Di contro, alle problematiche di Juve ed Inter esiste la realtà Atalanta del Presidente Percassi e del tecnico Gasperini.
Dall’avvento di Gasperini, quattro stagioni fa, l’Atalanta ha smesso di lottare per non retrocedere ed è diventata una delle maggiori protagonisti in campionato, Coppa Italia e nella sfida per entrare in Europa. Tutto ciò benché ad ogni fine stagione i suoi maggiori talenti siano stati ceduti costringendo Gasperini a ricominciare sempre tutto daccapo, ma sempre con nuovi successi e creazione di nuovi talenti.
Elencando: sono partiti in tre anni da Bergamo per approdare in Nazionale o a grandi club questi talenti: Caldara e Spinazzola (Juventus), Conti e Kessie (Milan), Cristante e Mancini (Roma), Gilardini (Inter), Zappacosta (Torino), Petagna e Palosci (Spal), Cigarini (Napoli).
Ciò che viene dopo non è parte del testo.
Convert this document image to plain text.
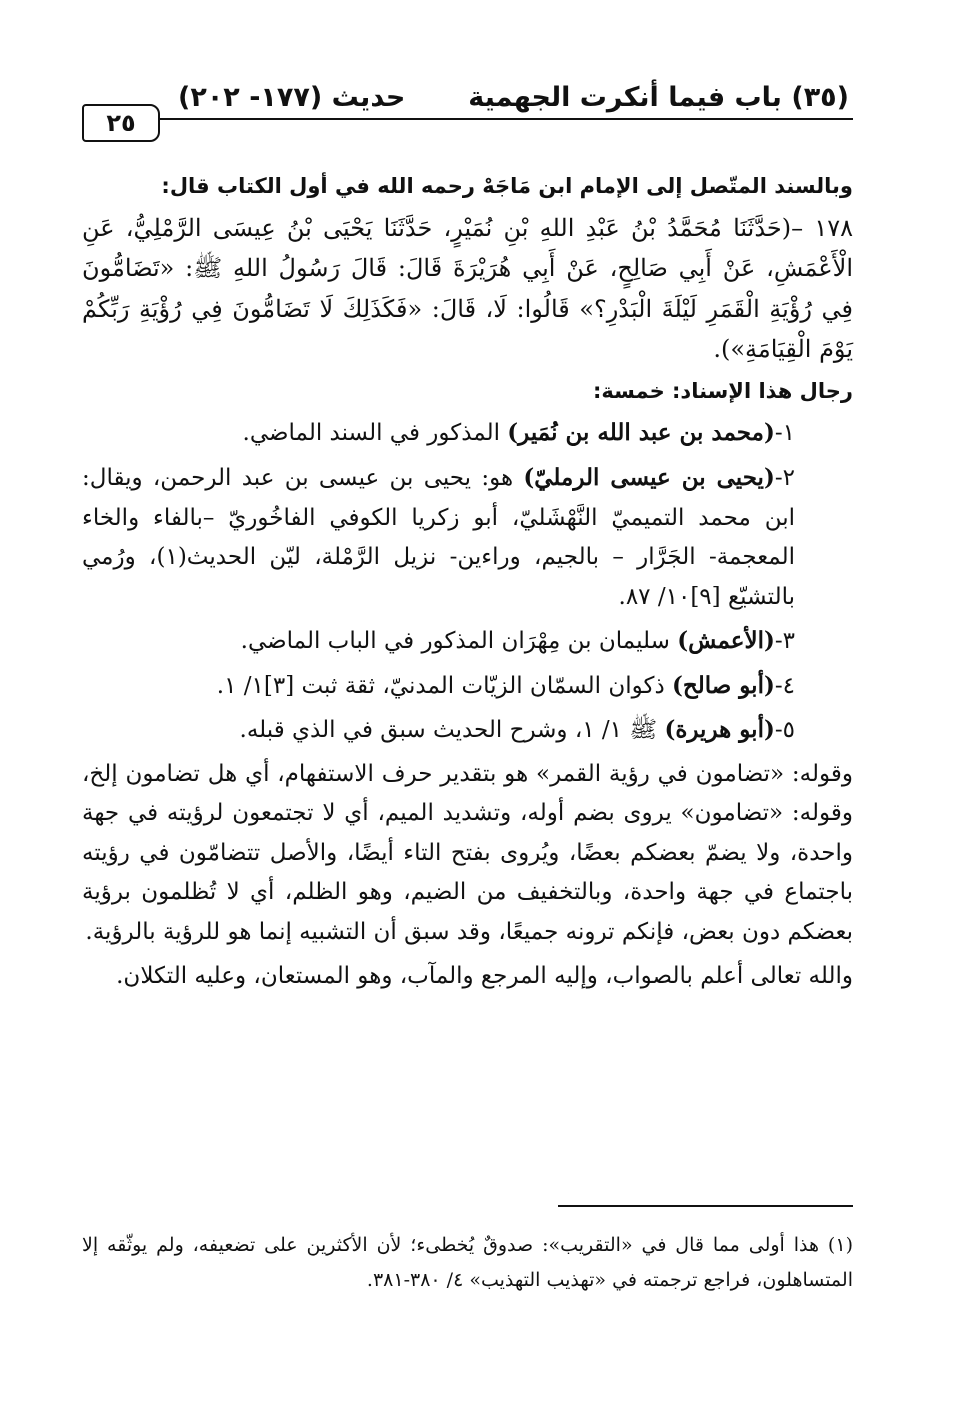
(٣٥) باب فيما أنكرت الجهمية
حديث (١٧٧- ٢٠٢)
٢٥

وبالسند المتّصل إلى الإمام ابن مَاجَهْ رحمه الله في أول الكتاب قال:

١٧٨ –(حَدَّثَنَا مُحَمَّدُ بْنُ عَبْدِ اللهِ بْنِ نُمَيْرٍ، حَدَّثَنَا يَحْيَى بْنُ عِيسَى الرَّمْلِيُّ، عَنِ الْأَعْمَشِ، عَنْ أَبِي صَالِحٍ، عَنْ أَبِي هُرَيْرَةَ قَالَ: قَالَ رَسُولُ اللهِ ﷺ: «تَضَامُّونَ فِي رُؤْيَةِ الْقَمَرِ لَيْلَةَ الْبَدْرِ؟» قَالُوا: لَا، قَالَ: «فَكَذَلِكَ لَا تَضَامُّونَ فِي رُؤْيَةِ رَبِّكُمْ يَوْمَ الْقِيَامَةِ»).

رجال هذا الإسناد: خمسة:

١-(محمد بن عبد الله بن نُمَير) المذكور في السند الماضي.

٢-(يحيى بن عيسى الرمليّ) هو: يحيى بن عيسى بن عبد الرحمن، ويقال: ابن محمد التميميّ النَّهْشَليّ، أبو زكريا الكوفي الفاخُوريّ –بالفاء والخاء المعجمة- الجَرَّار – بالجيم، وراءين- نزيل الرَّمْلة، ليّن الحديث(١)، ورُمي بالتشيّع [٩]١٠/ ٨٧.

٣-(الأعمش) سليمان بن مِهْرَان المذكور في الباب الماضي.

٤-(أبو صالح) ذكوان السمّان الزيّات المدنيّ، ثقة ثبت [٣]١/ ١.

٥-(أبو هريرة) ﷺ ١/ ١، وشرح الحديث سبق في الذي قبله.

وقوله: «تضامون في رؤية القمر» هو بتقدير حرف الاستفهام، أي هل تضامون إلخ، وقوله: «تضامون» يروى بضم أوله، وتشديد الميم، أي لا تجتمعون لرؤيته في جهة واحدة، ولا يضمّ بعضكم بعضًا، ويُروى بفتح التاء أيضًا، والأصل تتضامّون في رؤيته باجتماع في جهة واحدة، وبالتخفيف من الضيم، وهو الظلم، أي لا تُظلمون برؤية بعضكم دون بعض، فإنكم ترونه جميعًا، وقد سبق أن التشبيه إنما هو للرؤية بالرؤية.

والله تعالى أعلم بالصواب، وإليه المرجع والمآب، وهو المستعان، وعليه التكلان.

(١) هذا أولى مما قال في «التقريب»: صدوقٌ يُخطىء؛ لأن الأكثرين على تضعيفه، ولم يوثّقه إلا المتساهلون، فراجع ترجمته في «تهذيب التهذيب» ٤/ ٣٨٠-٣٨١.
Significativa, comunque, la costante che la maggior parte di questi talenti abbia incontrato difficoltà ad affermarsi nei nuovi club. Ultimo, Mancini alla Roma.
Antonio Percassi ha capito che Gasperini è un allenatore speciale. Ha capito che Bergamo può mirare più in alto, come Verona e Cagliari e quest’anno non ha ceduto nessuno di importante. La squadra è quella arrivata quarta lo scorso anno, con il migliore attacco (103 reti) guidato dai suoi tre gioielli: Gomez, Ilicic e Zapata con in più rafforzato da Muriel e Malinovskyi. Centrocampo solido e affiatato affidato a De Roon e Freuler.
Insomma, una struttura ben selezionata e affiata in ogni settore che pratica il miglior calcio in Europa, pronta ad aggiungere fisicità al suo muoversi a valanga: tutti attaccanti, tutti difensori. Una squadra che può osare.